The identity of the figure rests in part on its correspondence to Leonardo da Vinci’s famous drawing of Isabella d’Este in profile (Musée du Louvre, Paris). It also bears comparison with a portrait medal of Isabella by Gian Cristoforo Romano, one of the leading sculptors of his time and an accomplished courtier, singer, poet, and antiquarian, who advised Isabella. As early as 1491, she commissioned him to make a marble portrait bust of her, although no such work by him is known. Isabella was not as attractive as she would have liked, and often complained that her portraits were unflattering. In much Renaissance female portraiture, including that of Isabella, a faithful likeness was less desirable than an idealized beauty that represented the sitter’s virtue. If the Kimbell bust indeed represents Isabella, it does so in a highly flattering way, presenting an ideal, classicized “likeness” that would have pleased the most discriminating of patrons.
The bust was originally painted. As with almost all such terracottas, the colors were probably removed in the nineteenth century.
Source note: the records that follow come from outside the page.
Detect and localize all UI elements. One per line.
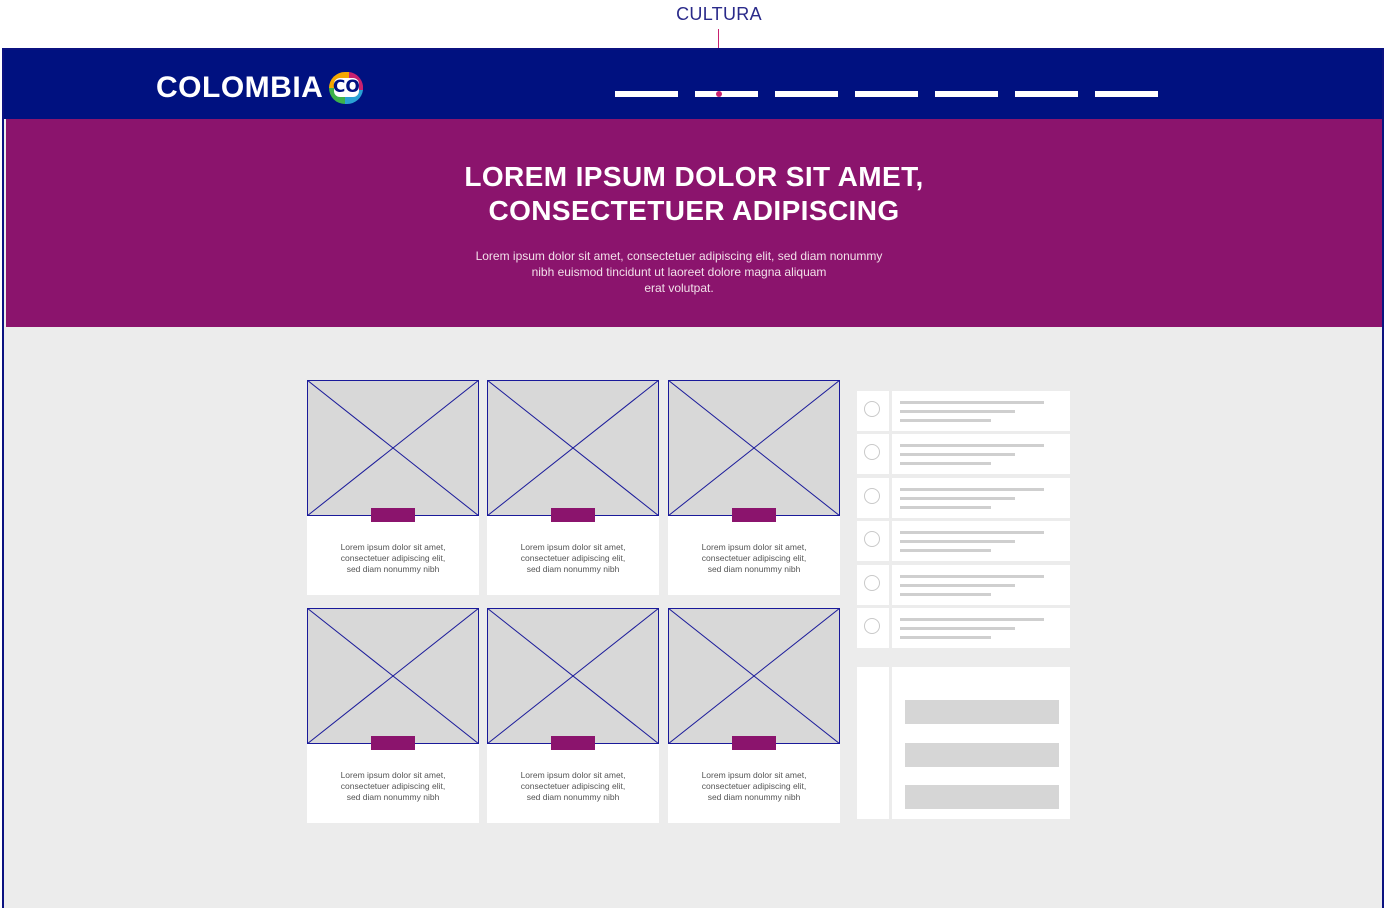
text-placeholder — [892, 478, 1070, 518]
sidebar-form-widget — [857, 667, 1070, 819]
card-text-line: Lorem ipsum dolor sit amet, — [340, 542, 446, 552]
card-text-line: sed diam nonummy nibh — [526, 792, 620, 802]
nav-item-4[interactable] — [855, 91, 918, 97]
radio-circle-icon[interactable] — [864, 401, 880, 417]
content-card[interactable]: Lorem ipsum dolor sit amet, consectetuer… — [307, 380, 479, 595]
nav-item-cultura[interactable] — [695, 91, 758, 97]
card-text-line: Lorem ipsum dolor sit amet, — [701, 770, 807, 780]
logo-wordmark: COLOMBIA — [156, 71, 324, 104]
hero-description: Lorem ipsum dolor sit amet, consectetuer… — [456, 248, 902, 296]
sidebar-list-item[interactable] — [857, 478, 1070, 518]
sidebar-list-item[interactable] — [857, 434, 1070, 474]
card-text-line: sed diam nonummy nibh — [526, 564, 620, 574]
hero-title-line: CONSECTETUER ADIPISCING — [488, 195, 900, 226]
card-text-line: Lorem ipsum dolor sit amet, — [520, 770, 626, 780]
card-text-line: consectetuer adipiscing elit, — [340, 781, 446, 791]
hero-description-line: nibh euismod tincidunt ut laoreet dolore… — [531, 265, 827, 279]
card-text-line: Lorem ipsum dolor sit amet, — [701, 542, 807, 552]
card-category-tag — [732, 736, 776, 750]
text-placeholder — [892, 565, 1070, 605]
card-description: Lorem ipsum dolor sit amet, consectetuer… — [307, 542, 479, 575]
annotation-label-cultura: CULTURA — [676, 4, 762, 24]
form-body — [892, 667, 1070, 819]
sidebar-list-item[interactable] — [857, 565, 1070, 605]
card-category-tag — [371, 736, 415, 750]
card-text-line: Lorem ipsum dolor sit amet, — [340, 770, 446, 780]
content-card[interactable]: Lorem ipsum dolor sit amet, consectetuer… — [668, 380, 840, 595]
nav-item-3[interactable] — [775, 91, 838, 97]
form-side-strip — [857, 667, 889, 819]
main-nav — [615, 91, 1158, 97]
hero-title: LOREM IPSUM DOLOR SIT AMET, CONSECTETUER… — [6, 160, 1382, 228]
logo-co-badge-icon: CO — [327, 70, 365, 106]
card-text-line: sed diam nonummy nibh — [346, 792, 440, 802]
hero-description-line: erat volutpat. — [644, 281, 714, 295]
text-placeholder — [892, 521, 1070, 561]
text-placeholder — [892, 434, 1070, 474]
content-card[interactable]: Lorem ipsum dolor sit amet, consectetuer… — [307, 608, 479, 823]
site-logo[interactable]: COLOMBIA CO — [156, 70, 365, 106]
card-text-line: Lorem ipsum dolor sit amet, — [520, 542, 626, 552]
text-placeholder — [892, 608, 1070, 648]
card-description: Lorem ipsum dolor sit amet, consectetuer… — [307, 770, 479, 803]
radio-circle-icon[interactable] — [864, 575, 880, 591]
form-field-placeholder[interactable] — [905, 743, 1059, 767]
hero-banner: LOREM IPSUM DOLOR SIT AMET, CONSECTETUER… — [6, 119, 1382, 327]
card-text-line: consectetuer adipiscing elit, — [340, 553, 446, 563]
card-category-tag — [371, 508, 415, 522]
content-card[interactable]: Lorem ipsum dolor sit amet, consectetuer… — [487, 608, 659, 823]
card-category-tag — [551, 508, 595, 522]
nav-item-1[interactable] — [615, 91, 678, 97]
logo-badge-text: CO — [332, 77, 360, 97]
image-placeholder-icon — [668, 608, 840, 744]
card-category-tag — [732, 508, 776, 522]
image-placeholder-icon — [307, 608, 479, 744]
radio-circle-icon[interactable] — [864, 618, 880, 634]
form-field-placeholder[interactable] — [905, 785, 1059, 809]
card-text-line: consectetuer adipiscing elit, — [701, 781, 807, 791]
nav-item-7[interactable] — [1095, 91, 1158, 97]
image-placeholder-icon — [487, 380, 659, 516]
sidebar-list-item[interactable] — [857, 391, 1070, 431]
form-field-placeholder[interactable] — [905, 700, 1059, 724]
card-text-line: sed diam nonummy nibh — [707, 792, 801, 802]
annotation-pointer-dot — [715, 91, 722, 97]
card-description: Lorem ipsum dolor sit amet, consectetuer… — [668, 542, 840, 575]
text-placeholder — [892, 391, 1070, 431]
page-frame: COLOMBIA CO LOREM IPSUM DOLOR SIT AMET, … — [2, 48, 1384, 908]
sidebar-list-item[interactable] — [857, 521, 1070, 561]
card-category-tag — [551, 736, 595, 750]
hero-description-line: Lorem ipsum dolor sit amet, consectetuer… — [475, 249, 883, 263]
image-placeholder-icon — [487, 608, 659, 744]
card-description: Lorem ipsum dolor sit amet, consectetuer… — [487, 542, 659, 575]
content-card[interactable]: Lorem ipsum dolor sit amet, consectetuer… — [487, 380, 659, 595]
card-text-line: consectetuer adipiscing elit, — [520, 781, 626, 791]
card-text-line: consectetuer adipiscing elit, — [520, 553, 626, 563]
nav-item-5[interactable] — [935, 91, 998, 97]
hero-title-line: LOREM IPSUM DOLOR SIT AMET, — [464, 161, 924, 192]
card-text-line: sed diam nonummy nibh — [346, 564, 440, 574]
card-text-line: consectetuer adipiscing elit, — [701, 553, 807, 563]
radio-circle-icon[interactable] — [864, 531, 880, 547]
content-card[interactable]: Lorem ipsum dolor sit amet, consectetuer… — [668, 608, 840, 823]
image-placeholder-icon — [307, 380, 479, 516]
radio-circle-icon[interactable] — [864, 488, 880, 504]
image-placeholder-icon — [668, 380, 840, 516]
card-description: Lorem ipsum dolor sit amet, consectetuer… — [487, 770, 659, 803]
card-text-line: sed diam nonummy nibh — [707, 564, 801, 574]
nav-item-6[interactable] — [1015, 91, 1078, 97]
card-description: Lorem ipsum dolor sit amet, consectetuer… — [668, 770, 840, 803]
radio-circle-icon[interactable] — [864, 444, 880, 460]
sidebar-list-item[interactable] — [857, 608, 1070, 648]
site-header: COLOMBIA CO — [4, 50, 1382, 119]
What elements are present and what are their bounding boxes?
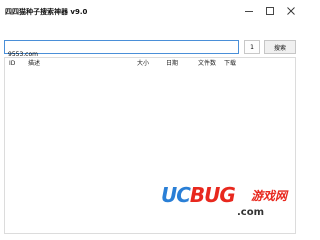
window-title: 四四猫种子搜索神器 v9.0 bbox=[5, 8, 88, 16]
watermark-domain: .com bbox=[237, 207, 265, 218]
column-header-file-count[interactable]: 文件数 bbox=[198, 60, 216, 68]
watermark-chinese-text: 游戏网 bbox=[251, 189, 288, 203]
close-button[interactable] bbox=[279, 3, 303, 19]
search-input-box[interactable] bbox=[4, 40, 239, 61]
maximize-icon bbox=[266, 7, 274, 15]
column-header-id[interactable]: ID bbox=[9, 60, 15, 68]
minimize-icon bbox=[245, 11, 253, 12]
site-watermark: UCBUG 游戏网 .com bbox=[161, 179, 297, 237]
column-header-date[interactable]: 日期 bbox=[166, 60, 178, 68]
column-header-description[interactable]: 描述 bbox=[28, 60, 40, 68]
page-number-field[interactable]: 1 bbox=[244, 40, 260, 54]
column-header-size[interactable]: 大小 bbox=[137, 60, 149, 68]
watermark-logo-uc: UC bbox=[161, 183, 191, 207]
column-header-download[interactable]: 下载 bbox=[224, 60, 236, 68]
search-button[interactable]: 搜索 bbox=[264, 40, 296, 54]
title-bar[interactable]: 四四猫种子搜索神器 v9.0 bbox=[0, 0, 300, 24]
app-window: 四四猫种子搜索神器 v9.0 1 搜索 ID 描述 大小 日期 文件数 下载 bbox=[0, 0, 300, 240]
watermark-logo-bug: BUG bbox=[189, 183, 236, 207]
close-icon bbox=[287, 7, 295, 15]
watermark-logo: UCBUG bbox=[161, 183, 236, 207]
Adult: Portrait of a Woman, Probably Isabella d'Este
Adult: Portrait of a Woman, Possibly Isabella d'Este, Clothing of Isabella d'Este
Provenance
(Luigi Grassi, Florence), from about 1910–12, as “Lombard School”;
Dr. Otto Lanz, Amsterdam [1865–1935] by 1931;
his widow Anna Theresia Willi Lanz, Amsterdam and Lugano, Switzerland;
sold to Adolf Hitler through Hans Posse in 1941;
transferred to Kremsmünster and then Alt Aussee, Austria;
recovered by Allied forces and taken to the Munich Central Collecting Point on June 28, 1945;
repatriated June 3, 1946, to the Netherlands Art Property Foundation (Stichting Nederlands Kunstbezit), Amsterdam;
(sale, Frederik Muller & Cie, Amsterdam, March 13-19, 1951, lot no. 312);
purchased by Anna Gertrud Lanz Kijzer [1895-?], Amsterdam;
given to her brother, Dr. Adrian Berchtold Lanz, Glion-sur-Montreux, Switzerland;
purchased by the Thyssen-Bornemisza Collection, Lugano, Switzerland (through Marco Grassi) in 1973;
purchased by (Daniel Katz, London), 2002;
purchased by Kimbell Art Foundation, Fort Worth, 2004.